Вот скорбная история, рассказанная секретарем парткома фабрики «Большевичка» М. Н. Абросимовой. У рабочего, ушедшего на фронт, семья (6 детей) осталась на попечении жены-инвалида. Они были обречены: многодетные семьи, сплошь состоявшие из «иждивенцев», выживали редко. «Его дочь-подросток – мы приняли работать на фабрику. Семье оказали материальную помощь. Зимой его семья, несмотря на все поддержки с нашей стороны, почти вся умерла. Умерла жена, умерло двое детей. Двоих детей мы взяли в детский дом, который был у нас организован… Надо сказать, что дети были очень слабенькие, когда их взяли – были в лежачем состоянии Мы их подкормили, потом эвакуировали. Затем эвакуировали больную дочь»[1298] – есть здесь глубокое, ощущаемое почти в каждом слове милосердие, которое не может скрыть ни однообразный язык, ни сухость изложения, присущая официальным отчетам.

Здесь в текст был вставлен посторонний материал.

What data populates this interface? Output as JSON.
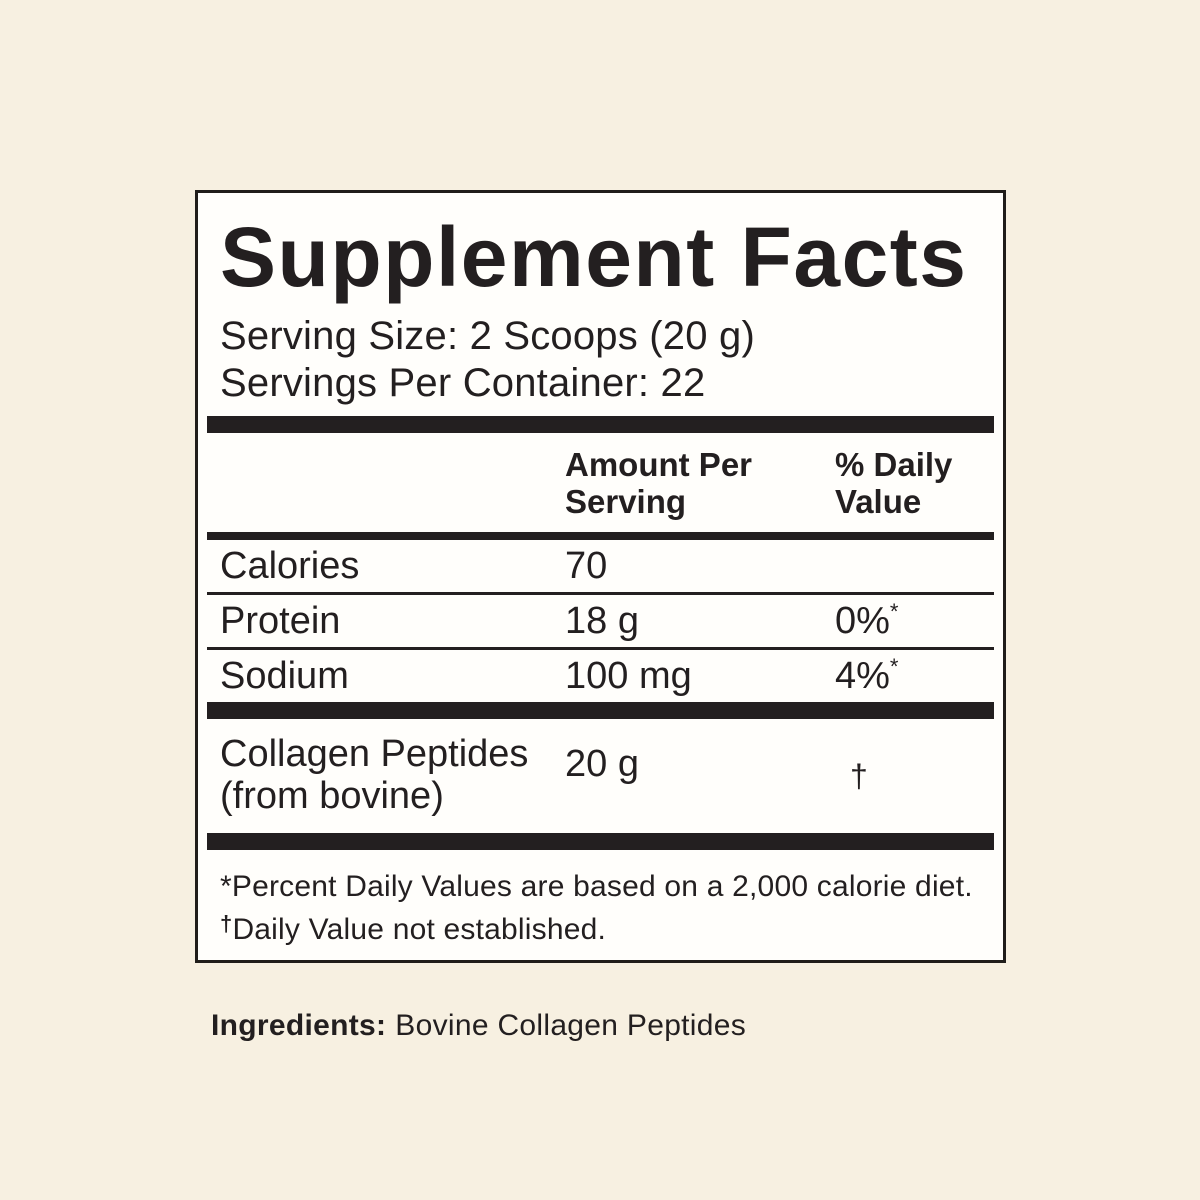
{
  "colors": {
    "page_background": "#f7f0e1",
    "panel_background": "#fffefb",
    "ink": "#231f20"
  },
  "label": {
    "title": "Supplement Facts",
    "serving_size": "Serving Size: 2 Scoops (20 g)",
    "servings_per_container": "Servings Per Container: 22",
    "columns": {
      "amount": "Amount Per Serving",
      "dv": "% Daily Value"
    },
    "rows": [
      {
        "name": "Calories",
        "amount": "70",
        "dv": "",
        "dv_sup": ""
      },
      {
        "name": "Protein",
        "amount": "18 g",
        "dv": "0%",
        "dv_sup": "*"
      },
      {
        "name": "Sodium",
        "amount": "100 mg",
        "dv": "4%",
        "dv_sup": "*"
      }
    ],
    "other_row": {
      "name_line1": "Collagen Peptides",
      "name_line2": "(from bovine)",
      "amount": "20 g",
      "dv": "†"
    },
    "footnotes": [
      {
        "marker": "*",
        "text": "Percent Daily Values are based on a 2,000 calorie diet."
      },
      {
        "marker": "†",
        "text": "Daily Value not established."
      }
    ]
  },
  "ingredients": {
    "label": "Ingredients:",
    "text": "Bovine Collagen Peptides"
  }
}
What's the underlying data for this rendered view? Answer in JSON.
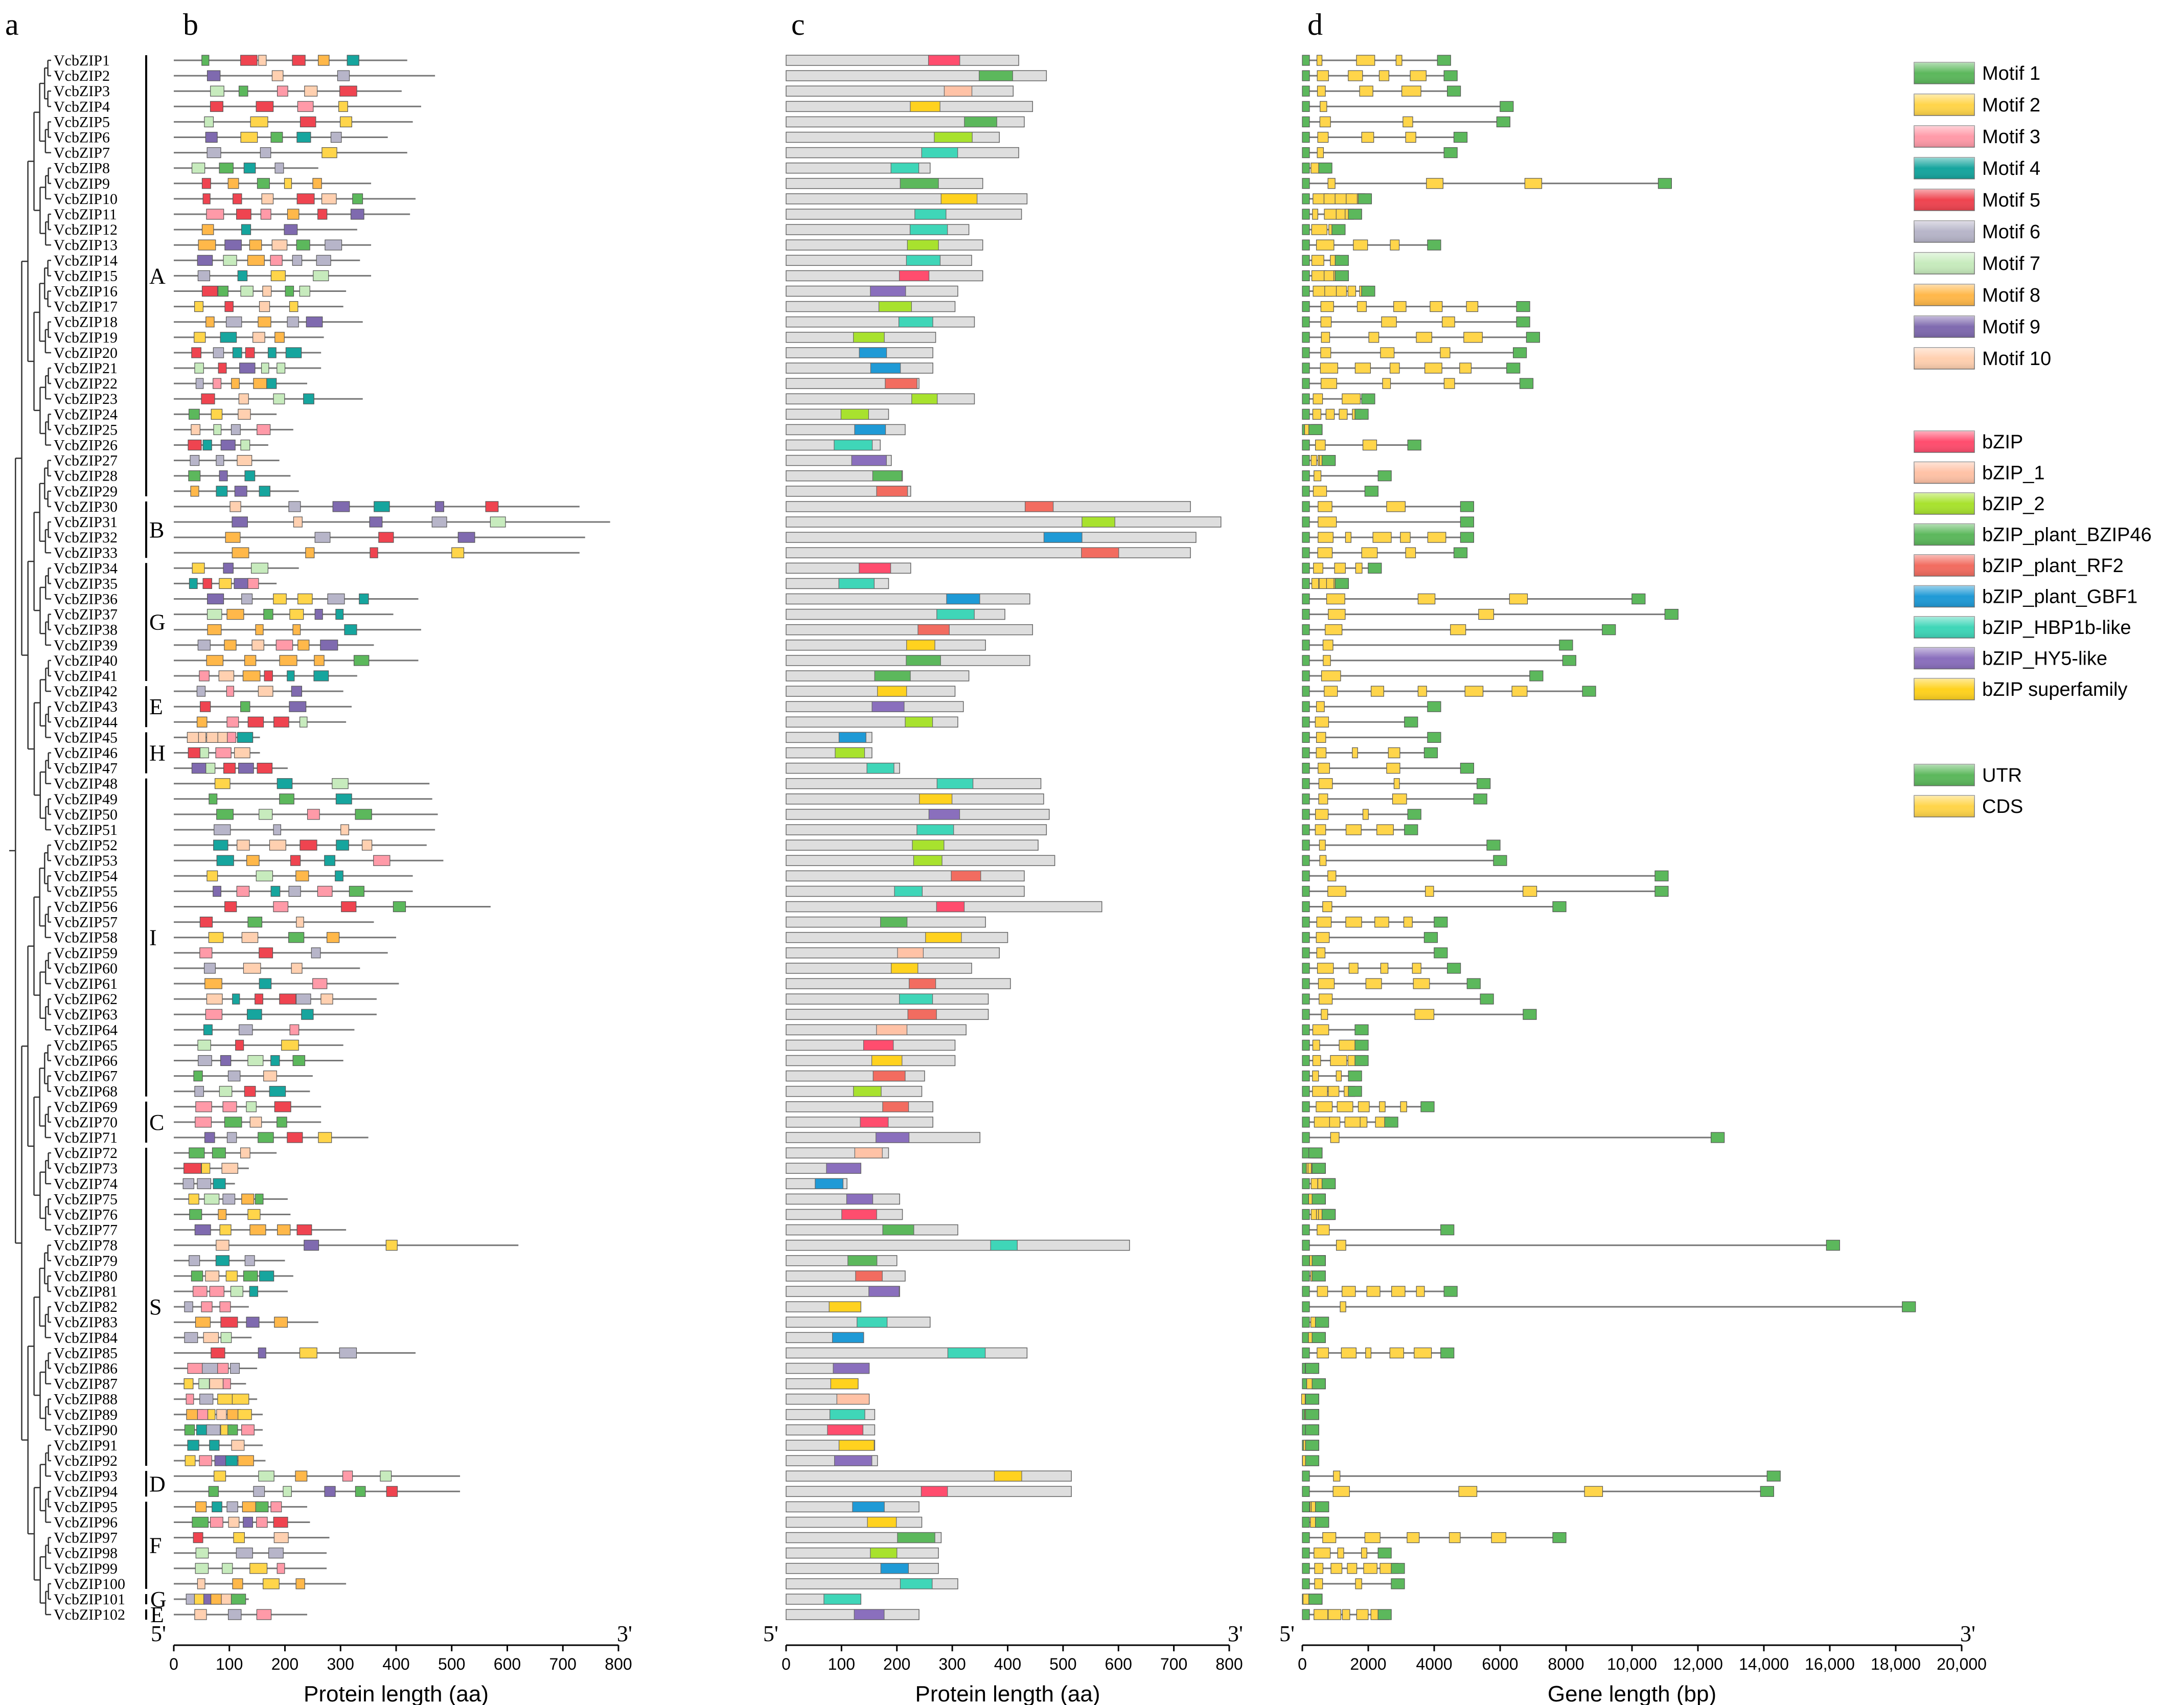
{
  "panels": {
    "a": "a",
    "b": "b",
    "c": "c",
    "d": "d"
  },
  "genes": [
    "VcbZIP1",
    "VcbZIP2",
    "VcbZIP3",
    "VcbZIP4",
    "VcbZIP5",
    "VcbZIP6",
    "VcbZIP7",
    "VcbZIP8",
    "VcbZIP9",
    "VcbZIP10",
    "VcbZIP11",
    "VcbZIP12",
    "VcbZIP13",
    "VcbZIP14",
    "VcbZIP15",
    "VcbZIP16",
    "VcbZIP17",
    "VcbZIP18",
    "VcbZIP19",
    "VcbZIP20",
    "VcbZIP21",
    "VcbZIP22",
    "VcbZIP23",
    "VcbZIP24",
    "VcbZIP25",
    "VcbZIP26",
    "VcbZIP27",
    "VcbZIP28",
    "VcbZIP29",
    "VcbZIP30",
    "VcbZIP31",
    "VcbZIP32",
    "VcbZIP33",
    "VcbZIP34",
    "VcbZIP35",
    "VcbZIP36",
    "VcbZIP37",
    "VcbZIP38",
    "VcbZIP39",
    "VcbZIP40",
    "VcbZIP41",
    "VcbZIP42",
    "VcbZIP43",
    "VcbZIP44",
    "VcbZIP45",
    "VcbZIP46",
    "VcbZIP47",
    "VcbZIP48",
    "VcbZIP49",
    "VcbZIP50",
    "VcbZIP51",
    "VcbZIP52",
    "VcbZIP53",
    "VcbZIP54",
    "VcbZIP55",
    "VcbZIP56",
    "VcbZIP57",
    "VcbZIP58",
    "VcbZIP59",
    "VcbZIP60",
    "VcbZIP61",
    "VcbZIP62",
    "VcbZIP63",
    "VcbZIP64",
    "VcbZIP65",
    "VcbZIP66",
    "VcbZIP67",
    "VcbZIP68",
    "VcbZIP69",
    "VcbZIP70",
    "VcbZIP71",
    "VcbZIP72",
    "VcbZIP73",
    "VcbZIP74",
    "VcbZIP75",
    "VcbZIP76",
    "VcbZIP77",
    "VcbZIP78",
    "VcbZIP79",
    "VcbZIP80",
    "VcbZIP81",
    "VcbZIP82",
    "VcbZIP83",
    "VcbZIP84",
    "VcbZIP85",
    "VcbZIP86",
    "VcbZIP87",
    "VcbZIP88",
    "VcbZIP89",
    "VcbZIP90",
    "VcbZIP91",
    "VcbZIP92",
    "VcbZIP93",
    "VcbZIP94",
    "VcbZIP95",
    "VcbZIP96",
    "VcbZIP97",
    "VcbZIP98",
    "VcbZIP99",
    "VcbZIP100",
    "VcbZIP101",
    "VcbZIP102"
  ],
  "groups": [
    {
      "label": "A",
      "from": 1,
      "to": 29
    },
    {
      "label": "B",
      "from": 30,
      "to": 33
    },
    {
      "label": "G",
      "from": 34,
      "to": 41
    },
    {
      "label": "E",
      "from": 42,
      "to": 44
    },
    {
      "label": "H",
      "from": 45,
      "to": 47
    },
    {
      "label": "I",
      "from": 48,
      "to": 68
    },
    {
      "label": "C",
      "from": 69,
      "to": 71
    },
    {
      "label": "S",
      "from": 72,
      "to": 92
    },
    {
      "label": "D",
      "from": 93,
      "to": 94
    },
    {
      "label": "F",
      "from": 95,
      "to": 100
    },
    {
      "label": "G",
      "from": 101,
      "to": 101
    },
    {
      "label": "E",
      "from": 102,
      "to": 102
    }
  ],
  "protein_lengths": [
    420,
    470,
    410,
    445,
    430,
    385,
    420,
    260,
    355,
    435,
    425,
    330,
    355,
    335,
    355,
    310,
    305,
    340,
    270,
    265,
    265,
    240,
    340,
    185,
    215,
    170,
    190,
    210,
    225,
    730,
    785,
    740,
    730,
    225,
    185,
    440,
    395,
    445,
    360,
    440,
    330,
    305,
    320,
    310,
    155,
    155,
    205,
    460,
    465,
    475,
    470,
    455,
    485,
    430,
    430,
    570,
    360,
    400,
    385,
    335,
    405,
    365,
    365,
    325,
    305,
    305,
    250,
    245,
    265,
    265,
    350,
    185,
    135,
    110,
    205,
    210,
    310,
    620,
    200,
    215,
    205,
    135,
    260,
    140,
    435,
    150,
    130,
    150,
    160,
    160,
    160,
    165,
    515,
    515,
    240,
    245,
    280,
    275,
    275,
    310,
    135,
    240
  ],
  "gene_lengths": [
    4500,
    4700,
    4800,
    6400,
    6300,
    5000,
    4700,
    900,
    11200,
    2100,
    1800,
    1300,
    4200,
    1400,
    1400,
    2200,
    6900,
    6900,
    7200,
    6800,
    6600,
    7000,
    2200,
    2000,
    600,
    3600,
    1000,
    2700,
    2300,
    5200,
    5200,
    5200,
    5000,
    2400,
    1400,
    10400,
    11400,
    9500,
    8200,
    8300,
    7300,
    8900,
    4200,
    3500,
    4200,
    4100,
    5200,
    5700,
    5600,
    3600,
    3500,
    6000,
    6200,
    11100,
    11100,
    8000,
    4400,
    4100,
    4400,
    4800,
    5400,
    5800,
    7100,
    2000,
    2000,
    2000,
    1800,
    1800,
    4000,
    2900,
    12800,
    600,
    700,
    1000,
    700,
    1000,
    4600,
    16300,
    700,
    700,
    4700,
    18600,
    800,
    700,
    4600,
    500,
    700,
    500,
    500,
    500,
    500,
    500,
    14500,
    14300,
    800,
    800,
    8000,
    2700,
    3100,
    3100,
    600,
    2700
  ],
  "motif_legend": [
    {
      "name": "Motif 1",
      "color": "#5cb85c"
    },
    {
      "name": "Motif 2",
      "color": "#ffd54a"
    },
    {
      "name": "Motif 3",
      "color": "#ff9aa8"
    },
    {
      "name": "Motif 4",
      "color": "#16a59e"
    },
    {
      "name": "Motif 5",
      "color": "#ef4450"
    },
    {
      "name": "Motif 6",
      "color": "#b7b5c9"
    },
    {
      "name": "Motif 7",
      "color": "#c7ebbd"
    },
    {
      "name": "Motif 8",
      "color": "#ffb84a"
    },
    {
      "name": "Motif 9",
      "color": "#7f6aaf"
    },
    {
      "name": "Motif 10",
      "color": "#ffd0b0"
    }
  ],
  "domain_legend": [
    {
      "name": "bZIP",
      "color": "#ff4d6e"
    },
    {
      "name": "bZIP_1",
      "color": "#ffc2a6"
    },
    {
      "name": "bZIP_2",
      "color": "#a8e22e"
    },
    {
      "name": "bZIP_plant_BZIP46",
      "color": "#5cb85c"
    },
    {
      "name": "bZIP_plant_RF2",
      "color": "#f26c60"
    },
    {
      "name": "bZIP_plant_GBF1",
      "color": "#1f9ad6"
    },
    {
      "name": "bZIP_HBP1b-like",
      "color": "#3fd6b8"
    },
    {
      "name": "bZIP_HY5-like",
      "color": "#8a6fbd"
    },
    {
      "name": "bZIP superfamily",
      "color": "#ffd21f"
    }
  ],
  "structure_legend": [
    {
      "name": "UTR",
      "color": "#5cb85c"
    },
    {
      "name": "CDS",
      "color": "#ffd54a"
    }
  ],
  "axes": {
    "b": {
      "title": "Protein length (aa)",
      "ticks": [
        "0",
        "100",
        "200",
        "300",
        "400",
        "500",
        "600",
        "700",
        "800"
      ],
      "max": 800
    },
    "c": {
      "title": "Protein length (aa)",
      "ticks": [
        "0",
        "100",
        "200",
        "300",
        "400",
        "500",
        "600",
        "700",
        "800"
      ],
      "max": 800
    },
    "d": {
      "title": "Gene length (bp)",
      "ticks": [
        "0",
        "2000",
        "4000",
        "6000",
        "8000",
        "10,000",
        "12,000",
        "14,000",
        "16,000",
        "18,000",
        "20,000"
      ],
      "max": 20000
    }
  },
  "end_labels": {
    "five": "5'",
    "three": "3'"
  }
}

И сколько они находили слов утешения, какие обнаруживали такт и деликатность, когда узнавали о гибели родных и близких тех, с кем работали вместе. Опекали, вели беседы, внимательно следили за переменой настроений, держали поближе к себе, утешали – совсем как в мирное время[1299]. Люди, оставшиеся одинокими, ловили каждое слово сочувствия, отмечали каждый жест участия и как характерно здесь признание одной из блокадниц, потерявшей мужа: «Не могу без слез вспоминать, каким вниманием окружили нас товарищи»[1300]. Не обладали многие блокадники красноречием, не находили особенных и не стершихся слов, но какое волнение, нередко ощущается и в скупых строках выраженной ими признательности.

Разумеется, отношения между сослуживцами не всегда отличались сердечностью даже в тех случаях, когда видели, что кто-то достоин жалости и нуждается в поддержке. Первое благородное движение не всегда было устойчивым. Одна из блокадниц пожалела свою сослуживицу, заболевшую дизентерией: «Меня из месткома попросили: „…Возьми ее к себе, а то погибнет“». И вскоре поняла, что ей не выдержать – болел муж, «а тут еще она, высокая, громоздкая». Пришлось отказаться: «Утром в месткоме говорю: „Сил у меня нет с ней, забирайте“». Ее попросили отвезти женщину домой и та, может быть, втайне надеясь, что ее пожалеют, предупредила: «Домой не везите, после бомбежки в квартире ни стекол, ни дверей нет». Подбросила ее к столяру, жившему рядом, несмотря на его возражения, но не удержалась и позднее все же навестила ее[1301]. Может, и опасалась, не обвинят ли ее в черствости, если случится беда – но, наверное, оставалась у нее толика не утраченного милосердия.

Сослуживцы ссорились даже из-за кипятка, ревниво смотрели, чтобы их не обделили в столовой, надеялись, что смогут избежать утомительных дежурств, переложив это дело на плечи тех, кто также был истощен. И когда делили неожиданные подарки от «шефов», разве не было споров? И начальники цехов заставляли падающих рабочих трудиться у станка, и тщательно следили, чтобы не выносили из предприятий и учреждений «бескарточный» суп для своих оголодавших родных – все было.

Но было и другое. В разобщенном, потерявшем традиционные опоры блокадном сообществе немного оставалось мест, где ритуалы цивилизации еще соблюдались – хотя и не так, как прежде. Это в «выморочном» доме, где почти не было жильцов, соседу могли не дать воды, это на пустынных, темных и обледеневших улицах безразличной проходили мимо живых и мертвых. Там, где люди трудились и всегда были на виду, где обязаны были администрация и общественные организации заботиться о них – там нравственные заповеди отмирали медленнее: силою устоявшихся трудовых порядков и «коллективного» воздействия человеку приходилось, даже если он и не хотел, оставаться цивилизованным.